Le printemps avant la lettre.
Trois jours de carnaval, d'huîtres dans la bière, de confettis sur les brochettes, partout et sans masque. On aurait fait péter le Cava et le concept. Sorti les tables et les bouteilles dans la rue. Embrassé les voisins. Brûlé les vieux masques et les tests transgéniques usagés en tas sur la chaussée. Dansé jusqu'au bout de la nuit.
Le Bois de la Cambre, puissance dix, mais sans les autopompes.
Et à Liège, le Parc de la Boverie, rebaptisé "de la Beuverie", aurait été intronisé en dancing permanent.
Vous vous rendez compte ? Enfin, enfin, la délivrance !
La fin du tunnel, après deux ans de peur, de fermetures des cafés, de quarantaines à la chaîne, de confinements généralisés, d'interdiction de danser, d'exclusions des non-vaccinés, de QR code obligatoires, de CODECO permanent, de Covid Safe Ticket dans ton cul et de lois sanitaires édictées sur ordonnance !
Eh! bien non.
Juste une petite fiesta au Théâtre de Poche, style braséro, Chardonnay et bières locales, comme ils en font 185 par an. Quatre étudiantes de l'INSAS qui dansent vaguement devant un bar, ça ne compte pas.

Sacré Poutine. Il devait avoir l'œil fixé sur la courbe des chiffres de Sciensano, ou les "live" du CODECO en boucle dans sa salle de bain, attendant le meilleur moment pour nous pourrir la vie.
Ca y est, les Belges sortent du tunnel ? Tenez, prenez ça dans la gueule ! Et boum !, il envoie ses chars envahir l'Ukraine...
Mais qu'est-ce qu'on lui a fait, à ce Poutine !?
Évidemment, nous, cela nous a un peu coupé le sifflet. On n'est pas des bêtes. Le Belge est un grand sensible.
Notez bien que, malgré notre grande sensibilité, la guerre chez les autres, généralement, on s'en tamponne la barquette de frites. Cela ne nous a jamais empêché de digérer ni de ronfler. Enfin, quand je dis "nous", c'est une facilité de langage. Car il y a toujours eu aussi, chez nous, quelques solidaires solitaires qui veillaient au chevet des malheurs du monde. Et "gardaient la lampe allumée" (Bertin).
Tant que cela se passait au Yémen, en Syrie, en Érythrée, "nous" arrivions généralement très bien à "vivre avec". D'ailleurs, nos journaux et nos télés n'en parlaient (pratiquement) jamais.
Comme le disait Jacques Chirac, cela nous en touche une sans faire bouger l'autre (important, le Chirac : un journaliste doit toujours citer ses sources, même discrètement poilues).
Mais l'Ukraine, c'est différent. On se sentirait presque en famille.
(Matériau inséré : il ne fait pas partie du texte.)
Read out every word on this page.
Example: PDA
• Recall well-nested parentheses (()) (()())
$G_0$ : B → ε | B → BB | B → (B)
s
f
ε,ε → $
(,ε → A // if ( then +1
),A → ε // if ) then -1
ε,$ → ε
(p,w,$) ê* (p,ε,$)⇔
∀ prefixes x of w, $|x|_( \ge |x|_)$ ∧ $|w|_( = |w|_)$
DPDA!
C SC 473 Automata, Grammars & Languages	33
Car rien ne ressemble plus à un soldat ukrainien que mon plombier polonais.

Tenez, regardez Sammy Mahdi, notre secrétaire d'État à l'Asile, à la Migration (et à la Loterie Nationale, pour bien nous faire comprendre que notre politique d'accueil, c'est d'abord une tombola). Pas un tendre, pourtant.
Le type qui a décidé, une fois pour toutes, de tirer l'échelle derrière son père, pour être sûr que plus personne jamais ne lui piquera la place.
Du genre à aller crever lui-même les dinghys orange à la fourchette en Méditerranée, pour être sûr que les réfugiés n'arrivent jamais à la nage jusqu'au Petit Château à Bruxelles. Eh! bien là, c'est l'inverse.
Les Ukrainiens, il organiserait presque un pont aérien d'autocars pour aller les chercher sur place. Il parait qu'il aurait même été demander conseil aux logeuses du Parc Maximilien.
Serviable, le gars. Gentil. Le sandwich sur la main. Welcome Refugies !
Oui, je savais bien qu'un cœur d'homme battait sous ce double corset de barbelés.
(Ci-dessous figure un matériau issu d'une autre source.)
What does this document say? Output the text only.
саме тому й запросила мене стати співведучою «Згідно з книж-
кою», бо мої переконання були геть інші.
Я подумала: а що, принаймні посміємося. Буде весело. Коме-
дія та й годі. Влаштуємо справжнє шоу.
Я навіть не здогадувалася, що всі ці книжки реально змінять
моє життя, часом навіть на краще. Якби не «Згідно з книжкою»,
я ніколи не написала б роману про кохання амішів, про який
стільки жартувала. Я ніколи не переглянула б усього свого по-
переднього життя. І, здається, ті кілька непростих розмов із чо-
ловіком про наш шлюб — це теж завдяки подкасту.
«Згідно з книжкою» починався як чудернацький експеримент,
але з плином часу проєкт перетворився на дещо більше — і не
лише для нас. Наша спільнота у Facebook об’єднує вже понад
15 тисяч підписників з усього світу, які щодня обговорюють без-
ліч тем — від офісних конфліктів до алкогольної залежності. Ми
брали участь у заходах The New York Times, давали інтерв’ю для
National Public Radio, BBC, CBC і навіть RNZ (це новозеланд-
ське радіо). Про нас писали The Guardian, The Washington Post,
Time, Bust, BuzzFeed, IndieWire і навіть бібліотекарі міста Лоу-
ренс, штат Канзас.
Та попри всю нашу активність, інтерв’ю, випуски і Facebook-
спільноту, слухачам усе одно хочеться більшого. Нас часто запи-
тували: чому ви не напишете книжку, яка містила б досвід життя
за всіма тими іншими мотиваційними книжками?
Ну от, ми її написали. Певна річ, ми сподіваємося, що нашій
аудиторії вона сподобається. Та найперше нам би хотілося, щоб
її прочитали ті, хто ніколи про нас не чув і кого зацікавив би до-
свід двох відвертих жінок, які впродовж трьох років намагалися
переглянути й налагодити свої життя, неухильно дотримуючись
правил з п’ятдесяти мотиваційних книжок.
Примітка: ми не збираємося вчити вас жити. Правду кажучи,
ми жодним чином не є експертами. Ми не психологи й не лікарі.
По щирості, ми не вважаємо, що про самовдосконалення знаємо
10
Ne croyez pourtant pas que sa vie en sera soudain simplifiée.
Car parmi les réfugiés ukrainiens, au milieu de la foule des familles éplorées, il y a plein d'étudiants africains, pris dans la tourmente de cette nouvelle guerre européenne.
Et là se pose donc pour lui un vrai drame de conscience.
Est-ce qu'il doit leur offrir du thé à la Maison Communale, comme pour de "vrais" Ukrainiens ? Ou bien les envoyer tout de suite dans un Centre Fermé... "comme les autres" ?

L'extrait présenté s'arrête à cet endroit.